Cusp shape and fractional Dehn twists of fibred hyperbolic 3-manifolds

TL;DR

This paper explores the relationship between cusp geometry and fractional Dehn twists in fibred hyperbolic 3-manifolds, providing new bounds and applications to contact topology.

Contribution

It introduces a coarse relation between cusp geometry and monodromy Dehn twists, enabling analysis of hyperbolic geometry via combinatorial data.

Findings

Coarse volume estimates for twisted braid closures.

Bounded fractional Dehn twist coefficients for fixed manifolds.

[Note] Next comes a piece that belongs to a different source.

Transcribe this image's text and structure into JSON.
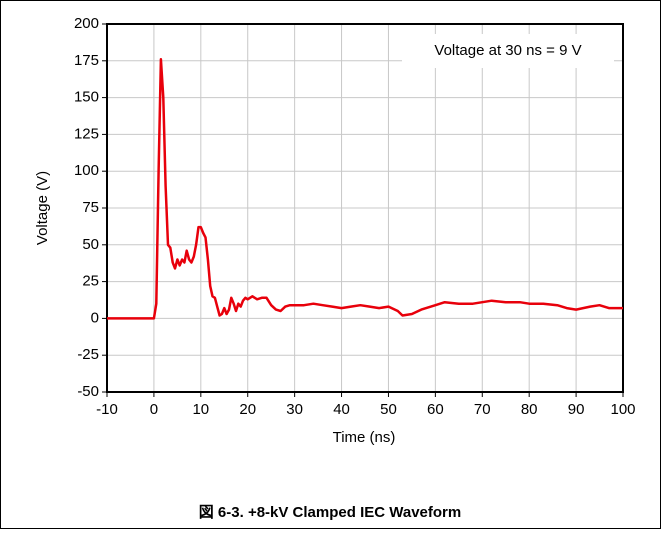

Geometric criteria for tight contact structures.

Abstract

Given a fibred hyperbolic 3-manifold with boundary, we coarsely relate the Euclidean geometry of its cusps to the classical fractional Dehn twist coefficient of its monodromy. This result fits into the broader programme of coarsely describing the geometry of a hyperbolic 3-manifold via combinatorial data. We are thus able to study the hyperbolic geometry of certain fibred 3-manifolds under Dehn filling. For example, we find coarse volume estimates for sufficiently twisted braid closures in terms of their braid words. We also prove that for any open book decomposition of a fixed manifold (that is not a lens space or solid torus) with fibre of fixed Euler characteristic the fractional Dehn twist coefficient in some boundary component is uniformly bounded. Finally, we obtain applications to contact topology. We give a geometric criterion on the binding of an open book decomposition for the corresponding contact structure in a hyperbolic 3-manifold to be tight.